The growth of new animation styles and adult animation projects over the past five years has meant “big strides” for the industry, says Fletcher Moules, the supervising director on Sony Pictures Animation and Netflix’s “Agent King.” Along those lines, several animation artists who spoke to Variety highlighted the relatively robust video-game job market, which relies on animation, and an uptick in interest in animated commercials during the shutdown.

But the current environment hasn’t yet translated into a concrete increase in demand for animated scripted series or movies, which require years to bring to life.

“Our shows usually have a two-year lead time from when we pitch them to when they’re going to be on air,” says DreamWorks Animation TV chief creative officer Peter Gal. “So it’s not like somebody can order a show today, and it’s going to fill a gap in their program any time before 2022 or 2023.” But Gal says the studio has been pitching remotely quite often and has had “a number of sales to a few different platforms.”

Yet, even as those in animation settle into the new normal, they miss the camaraderie of working in the same physical space.

“There is a spirit to the studio, and I miss that part of it,” says Powerhouse Animation CEO Brad Graeber. “There’s a bit of a separation where you can’t just walk the hallways to talk to somebody and see what’s going on with the project by osmosis and feed off the energy of that.”

Scott Kreamer, the co-showrunner of DreamWorks Animation’s “Jurassic World: Camp Cretaceous,” says his team has been doing what it can to keep everyone connected. That has included a surprise videoconference baby shower for an animation director and the occasional Friday-night quarantine bingo — with cocktails.

“My favorite part about being in animation is being a part of a team, and it’s harder now that we’re all kind of separate,” Kreamer says. “But we’re doing what we can to sort of still keep our team and our family together.”

The question of how and when to reopen operations is one that animation studios and live-action productions are facing equally. There’s a mix of eagerness and apprehension in the air.

Canada-based Squeeze Studio Animation, which is producing Marvel’s “What If” animated series for Disney Plus, is gearing up for its first motion-capture shoot in early June.

“There’s a lot to take into consideration, but everybody is really anxious to start shooting again,” says Squeeze Studio CEO Denis Doré. Squeeze and other studios in Quebec City and Montreal have discussed with the Canadian government conditions for reopening, which include additional protective gear for performers and no more than 10 people on set at a motion capture facility at any given time.

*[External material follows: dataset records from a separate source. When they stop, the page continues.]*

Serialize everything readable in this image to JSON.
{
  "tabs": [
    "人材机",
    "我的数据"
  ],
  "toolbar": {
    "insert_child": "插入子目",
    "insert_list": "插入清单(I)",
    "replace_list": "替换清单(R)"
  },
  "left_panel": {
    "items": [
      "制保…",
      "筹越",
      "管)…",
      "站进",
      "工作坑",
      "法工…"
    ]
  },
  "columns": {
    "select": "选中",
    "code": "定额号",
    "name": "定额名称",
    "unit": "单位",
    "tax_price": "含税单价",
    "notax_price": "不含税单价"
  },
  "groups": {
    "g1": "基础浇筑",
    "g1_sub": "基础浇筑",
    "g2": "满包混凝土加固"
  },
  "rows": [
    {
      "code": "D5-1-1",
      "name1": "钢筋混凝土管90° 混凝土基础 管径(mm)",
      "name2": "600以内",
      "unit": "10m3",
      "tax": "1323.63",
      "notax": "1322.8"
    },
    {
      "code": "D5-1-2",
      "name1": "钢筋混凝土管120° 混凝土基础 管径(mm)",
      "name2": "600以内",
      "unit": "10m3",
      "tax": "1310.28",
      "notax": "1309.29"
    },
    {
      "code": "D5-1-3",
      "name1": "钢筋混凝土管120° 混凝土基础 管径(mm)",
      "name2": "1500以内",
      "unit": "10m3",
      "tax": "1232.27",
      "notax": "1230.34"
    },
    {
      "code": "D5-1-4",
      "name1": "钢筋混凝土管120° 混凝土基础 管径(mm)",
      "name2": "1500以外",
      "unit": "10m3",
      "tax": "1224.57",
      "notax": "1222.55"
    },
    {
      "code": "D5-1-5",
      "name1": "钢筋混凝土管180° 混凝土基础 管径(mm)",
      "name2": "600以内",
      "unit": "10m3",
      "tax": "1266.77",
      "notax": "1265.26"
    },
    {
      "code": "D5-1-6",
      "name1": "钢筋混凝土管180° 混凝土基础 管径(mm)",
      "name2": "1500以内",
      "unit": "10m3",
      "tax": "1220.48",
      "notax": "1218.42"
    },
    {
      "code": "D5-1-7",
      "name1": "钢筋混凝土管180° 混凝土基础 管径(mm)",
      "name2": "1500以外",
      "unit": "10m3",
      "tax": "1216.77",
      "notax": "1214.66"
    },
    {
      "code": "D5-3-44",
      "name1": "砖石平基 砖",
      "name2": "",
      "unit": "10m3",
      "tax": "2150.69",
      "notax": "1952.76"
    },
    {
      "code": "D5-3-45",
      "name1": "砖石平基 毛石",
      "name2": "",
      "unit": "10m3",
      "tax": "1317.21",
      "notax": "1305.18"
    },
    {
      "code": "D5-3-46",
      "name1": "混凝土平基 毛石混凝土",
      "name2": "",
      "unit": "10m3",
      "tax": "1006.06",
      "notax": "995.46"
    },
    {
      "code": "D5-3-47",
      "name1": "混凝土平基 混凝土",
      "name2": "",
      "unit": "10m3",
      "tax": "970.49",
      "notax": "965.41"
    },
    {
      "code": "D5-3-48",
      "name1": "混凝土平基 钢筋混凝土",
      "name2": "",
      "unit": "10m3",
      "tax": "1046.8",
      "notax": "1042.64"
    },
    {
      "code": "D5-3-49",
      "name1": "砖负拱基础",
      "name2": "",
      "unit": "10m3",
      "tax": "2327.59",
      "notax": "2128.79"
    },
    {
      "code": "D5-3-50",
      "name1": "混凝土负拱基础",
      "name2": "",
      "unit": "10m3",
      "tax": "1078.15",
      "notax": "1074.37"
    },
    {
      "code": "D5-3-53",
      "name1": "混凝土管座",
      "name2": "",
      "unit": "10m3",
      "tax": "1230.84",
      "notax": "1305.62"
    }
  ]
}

As Texas begins to reopen its businesses, Austin-based Powerhouse plans to continue having its employees work from home for at least the next four to six weeks.

“Though I would not say it isn’t without costs and challenges, we are currently making deadlines and adapting to new workflow methods,” says Graeber. “Long story short, we are playing it safe and will continue to do so.”

One benefit of the animation industry’s collective shift to a work-from-home environment is the potential to make the art form more accessible to those outside metropolitan hubs.

“Now we get to work with artists from all over the world even more, because whatever those pipeline problems were, they’ve all been figured out,” says writer-director Gutierrez. “That’s the part that has me excited. It’s going to open the talent pool to the whole world. Before, it was ‘We don’t want to take a chance on someone working in another country.’ Now you don’t have a choice. All those systems kind of have been figured out.”